The vertiginous politics of ‘apolitical’ art

The other night in faraway New Zealand, I took my seat at the Michael Fowler Centre to hear what I thought would be the orchestral suite of Bernard Herrmann’s score for Alfred Hitchcock’s cinematic masterpiece, Vertigo. But I got more than I expected: I was delightfully shocked when it soon became apparent that the orchestra would play the entire musical accompaniment to the film while the film itself was being shown.

It thus became a movie night out like no other, for a film that is well deserving of the many accolades it has won, including Sight & Sound’s critics’ choice as “the greatest film of all time.”

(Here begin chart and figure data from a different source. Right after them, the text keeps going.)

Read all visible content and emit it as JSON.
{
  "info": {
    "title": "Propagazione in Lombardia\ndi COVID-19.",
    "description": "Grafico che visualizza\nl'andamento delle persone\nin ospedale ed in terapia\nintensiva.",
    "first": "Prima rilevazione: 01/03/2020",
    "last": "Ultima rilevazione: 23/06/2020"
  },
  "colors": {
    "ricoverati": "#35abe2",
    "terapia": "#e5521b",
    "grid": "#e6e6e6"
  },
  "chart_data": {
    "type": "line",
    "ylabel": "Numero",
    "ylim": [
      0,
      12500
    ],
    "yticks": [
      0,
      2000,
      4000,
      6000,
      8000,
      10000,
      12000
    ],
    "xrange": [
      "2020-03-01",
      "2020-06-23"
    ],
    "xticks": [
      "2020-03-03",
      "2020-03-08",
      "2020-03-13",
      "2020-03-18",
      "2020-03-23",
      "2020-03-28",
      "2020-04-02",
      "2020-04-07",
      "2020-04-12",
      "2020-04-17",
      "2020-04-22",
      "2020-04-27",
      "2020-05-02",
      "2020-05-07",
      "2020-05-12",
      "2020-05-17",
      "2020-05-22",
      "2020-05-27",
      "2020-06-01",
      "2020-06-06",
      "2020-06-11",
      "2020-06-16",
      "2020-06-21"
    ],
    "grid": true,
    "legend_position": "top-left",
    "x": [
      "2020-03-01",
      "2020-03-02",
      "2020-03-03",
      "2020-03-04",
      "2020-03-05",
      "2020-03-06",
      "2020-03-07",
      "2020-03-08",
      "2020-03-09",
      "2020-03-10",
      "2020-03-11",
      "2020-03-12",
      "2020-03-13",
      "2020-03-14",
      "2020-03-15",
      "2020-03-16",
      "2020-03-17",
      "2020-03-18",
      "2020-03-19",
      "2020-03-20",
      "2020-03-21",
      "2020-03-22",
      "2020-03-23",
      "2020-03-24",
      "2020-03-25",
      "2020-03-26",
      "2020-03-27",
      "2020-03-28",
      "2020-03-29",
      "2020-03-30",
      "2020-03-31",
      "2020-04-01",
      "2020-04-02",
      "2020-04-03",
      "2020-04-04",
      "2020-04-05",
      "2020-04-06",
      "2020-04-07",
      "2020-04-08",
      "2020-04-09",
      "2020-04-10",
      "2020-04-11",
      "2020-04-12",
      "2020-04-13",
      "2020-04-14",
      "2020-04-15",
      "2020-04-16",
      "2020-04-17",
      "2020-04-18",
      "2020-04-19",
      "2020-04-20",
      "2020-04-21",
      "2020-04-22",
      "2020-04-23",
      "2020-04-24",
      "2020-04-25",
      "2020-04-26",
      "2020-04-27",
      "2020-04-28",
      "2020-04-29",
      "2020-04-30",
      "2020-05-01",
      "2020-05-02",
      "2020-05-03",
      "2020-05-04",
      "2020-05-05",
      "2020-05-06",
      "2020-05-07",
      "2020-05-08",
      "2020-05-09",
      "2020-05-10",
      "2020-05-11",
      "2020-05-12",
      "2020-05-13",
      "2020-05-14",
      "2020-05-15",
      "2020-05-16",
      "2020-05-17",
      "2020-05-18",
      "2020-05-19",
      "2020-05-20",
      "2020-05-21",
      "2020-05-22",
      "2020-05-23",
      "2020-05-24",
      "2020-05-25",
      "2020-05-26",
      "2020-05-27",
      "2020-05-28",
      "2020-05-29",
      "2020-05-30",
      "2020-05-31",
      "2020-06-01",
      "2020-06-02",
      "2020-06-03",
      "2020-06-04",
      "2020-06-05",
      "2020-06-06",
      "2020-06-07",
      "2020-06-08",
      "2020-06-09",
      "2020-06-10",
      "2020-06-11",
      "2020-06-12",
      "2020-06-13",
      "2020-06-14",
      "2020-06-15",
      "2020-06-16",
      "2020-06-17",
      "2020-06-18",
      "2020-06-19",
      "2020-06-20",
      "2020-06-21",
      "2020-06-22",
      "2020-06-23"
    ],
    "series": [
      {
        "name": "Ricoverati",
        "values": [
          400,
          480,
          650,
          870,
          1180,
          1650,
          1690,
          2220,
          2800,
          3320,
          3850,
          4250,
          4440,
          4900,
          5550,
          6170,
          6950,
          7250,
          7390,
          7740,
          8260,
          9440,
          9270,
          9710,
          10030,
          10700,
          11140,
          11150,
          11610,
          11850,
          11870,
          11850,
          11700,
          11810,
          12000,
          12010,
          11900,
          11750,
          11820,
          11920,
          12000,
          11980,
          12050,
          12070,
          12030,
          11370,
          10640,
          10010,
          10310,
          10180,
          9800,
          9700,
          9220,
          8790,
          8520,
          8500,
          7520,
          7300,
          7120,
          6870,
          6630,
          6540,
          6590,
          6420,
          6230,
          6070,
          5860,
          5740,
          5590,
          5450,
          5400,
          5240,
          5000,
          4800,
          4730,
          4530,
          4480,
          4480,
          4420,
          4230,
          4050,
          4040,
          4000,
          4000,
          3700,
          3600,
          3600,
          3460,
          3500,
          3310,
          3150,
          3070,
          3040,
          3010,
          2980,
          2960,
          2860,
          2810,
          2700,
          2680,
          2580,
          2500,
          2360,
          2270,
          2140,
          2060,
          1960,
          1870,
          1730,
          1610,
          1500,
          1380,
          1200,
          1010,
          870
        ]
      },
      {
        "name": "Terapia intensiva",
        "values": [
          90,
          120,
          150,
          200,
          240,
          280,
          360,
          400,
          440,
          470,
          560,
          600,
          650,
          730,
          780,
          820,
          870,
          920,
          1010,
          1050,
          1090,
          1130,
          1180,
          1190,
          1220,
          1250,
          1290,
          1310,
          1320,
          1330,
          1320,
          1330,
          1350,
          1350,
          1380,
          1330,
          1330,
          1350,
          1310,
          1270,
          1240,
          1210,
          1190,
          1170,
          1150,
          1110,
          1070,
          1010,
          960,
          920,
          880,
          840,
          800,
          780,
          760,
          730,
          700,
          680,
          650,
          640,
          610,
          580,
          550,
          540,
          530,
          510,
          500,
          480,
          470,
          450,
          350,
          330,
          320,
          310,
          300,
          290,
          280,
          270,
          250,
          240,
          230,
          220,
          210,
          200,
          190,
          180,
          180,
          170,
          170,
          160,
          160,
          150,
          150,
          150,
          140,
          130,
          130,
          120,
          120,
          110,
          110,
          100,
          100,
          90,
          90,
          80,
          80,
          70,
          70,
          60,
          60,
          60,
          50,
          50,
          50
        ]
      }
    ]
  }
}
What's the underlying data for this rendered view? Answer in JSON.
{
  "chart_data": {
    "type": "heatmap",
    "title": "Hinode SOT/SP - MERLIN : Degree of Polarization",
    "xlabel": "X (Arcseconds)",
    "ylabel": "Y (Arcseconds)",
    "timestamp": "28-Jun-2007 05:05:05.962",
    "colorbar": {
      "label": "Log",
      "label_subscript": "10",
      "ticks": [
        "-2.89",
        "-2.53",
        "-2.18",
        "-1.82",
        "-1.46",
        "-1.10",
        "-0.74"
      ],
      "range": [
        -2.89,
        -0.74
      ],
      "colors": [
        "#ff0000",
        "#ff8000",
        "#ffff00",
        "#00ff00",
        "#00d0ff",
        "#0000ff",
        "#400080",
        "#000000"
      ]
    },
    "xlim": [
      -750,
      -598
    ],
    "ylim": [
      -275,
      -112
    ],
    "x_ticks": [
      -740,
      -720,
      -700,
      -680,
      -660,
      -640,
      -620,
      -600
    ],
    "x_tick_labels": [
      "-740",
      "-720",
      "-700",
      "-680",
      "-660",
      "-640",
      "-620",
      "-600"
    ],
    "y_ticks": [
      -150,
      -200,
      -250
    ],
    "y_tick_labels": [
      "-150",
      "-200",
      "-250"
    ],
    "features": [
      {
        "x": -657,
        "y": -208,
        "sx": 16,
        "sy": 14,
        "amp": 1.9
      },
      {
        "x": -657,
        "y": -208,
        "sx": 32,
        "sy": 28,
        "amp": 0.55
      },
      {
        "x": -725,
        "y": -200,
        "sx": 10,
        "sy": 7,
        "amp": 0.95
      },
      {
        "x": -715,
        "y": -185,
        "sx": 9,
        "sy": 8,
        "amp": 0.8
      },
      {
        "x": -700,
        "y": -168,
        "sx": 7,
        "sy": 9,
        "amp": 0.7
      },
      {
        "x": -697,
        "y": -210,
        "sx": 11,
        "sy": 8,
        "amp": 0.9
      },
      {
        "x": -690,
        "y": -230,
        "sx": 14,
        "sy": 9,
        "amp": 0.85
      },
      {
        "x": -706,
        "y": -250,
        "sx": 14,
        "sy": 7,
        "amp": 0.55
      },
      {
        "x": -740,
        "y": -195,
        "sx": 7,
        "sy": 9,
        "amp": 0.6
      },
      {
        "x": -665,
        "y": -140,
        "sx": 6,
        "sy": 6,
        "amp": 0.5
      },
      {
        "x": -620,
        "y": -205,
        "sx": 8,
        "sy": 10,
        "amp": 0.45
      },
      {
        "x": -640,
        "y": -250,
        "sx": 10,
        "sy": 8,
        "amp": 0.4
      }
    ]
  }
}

The plot is a devilishly ingenious one.

San Francisco detective John “Scottie” Ferguson develops acrophobia, a fear of heights, and vertigo, after a policeman dies attempting to rescue him from a rooftop while in pursuit of a criminal. Scottie falls and sustains injuries and retires from the force. A college acquaintance, one Gavin Elster, hires him to follow his wife Madeleine, whom he suspects is being possessed by her great-grandmother, Carlotta Valdes, who committed suicide. The sceptical Scottie, rendered beautifully by Jimmy Stewart, reluctantly agrees to keep tabs on Elster’s wife, played equally powerfully by Kim Novak.

What ensues is an elaborate web of deception, doubles, passion, seduction, loss and despair.

I had seen the film many times before, always fascinated by its psychological grip, and by the canny way that Hitchcock used colour to compose his scenes, and of course by Herrmann’s supporting music. Indeed, without Herrmann’s music the film would be deprived of most of its power to enchant and enthrall.

And as I watched, I mused too upon Chris Marker’s fabulous documentary excursion on the nature of memory and colonialism (and much else) in his own masterwork , Sans Soleil. Marker had seen Vertigo nineteen times and drew attention to the spiral of time in the coils of the hair of the dead Carlotta Valdes and the living Madeleine, to the eye of Madeleine and the eye of a painted horse at the Spanish mission, where time, memory and love would meet in a fateful tragic dance.

As the wonderful New Zealand Symphony played and the rich live sounds reverberated in the hall, I thought too about the deep links between what we deem to be political and apolitical. Vertigo is, if anything, devoid of any hint of politics in the generally accepted sense. Yet in its exploration of the intensely personal, in the domain of what men and women label love, the very seeds of the political structure at large, and all its many faults, may be seen, heard and felt.

Whom, why and what do we love? Did Scottie fall for Madeleine, or the person who impersonated her, Elster’s lover Judy Barton? Why would an eminently respectable and law-abiding member of San Francisco’s finest purposefully violate his legal responsibility, not to mention the responsibility due to a friend, by engaging with the person he knew to be his friend’s wife? And why would Judy, once she had recognised the signs of passion within herself for Scottie—why would she feel obliged to keep her pact with Elster at the very moment of this recognition?

These and many other questions rise and collide and roil about with every viewing, touching as they do upon the deepest psychological depths—those depths from which the overarching structure of the State has evolved.

All great works of art cannot but be political, even if they seem the opposite. It remains for us, as we consider them, to make the connecting links. So when we gaze at our political leaders, whoever they may be, what illusions do we weave, what repetitions do we seek, and how, when we think we strive for salvation, do we find ourselves in the dark?

Dr. Garcia is an American-born poet, novelist and physician who resides in New Zealand.

2 Responses to The vertiginous politics of ‘apolitical’ art

  1. What a fine analysis! I especially like the concluding paragraph, beginning:
    “All great works of art cannot but be political, even if they seem the opposite.” One can’t help but think of Aristotle, who declared “Man is a political animal.” [In modern parlance: humans are political animals.]

    We engage in power struggles, intrigues, and, as we observe others and ourselves, we endeavor “to make the connecting links.” Dr. Garcia wisely reminds us to be careful “when we gaze at our political leaders, whoever they may be…” to consider the illusions that we ourselves “weave… in the dark.”

  2. Art done on purpose for a reason dwells in one universe. Art created for no purpose other than it being born resides in another stellar universe.

    The artist creates, and the viewer completes the work.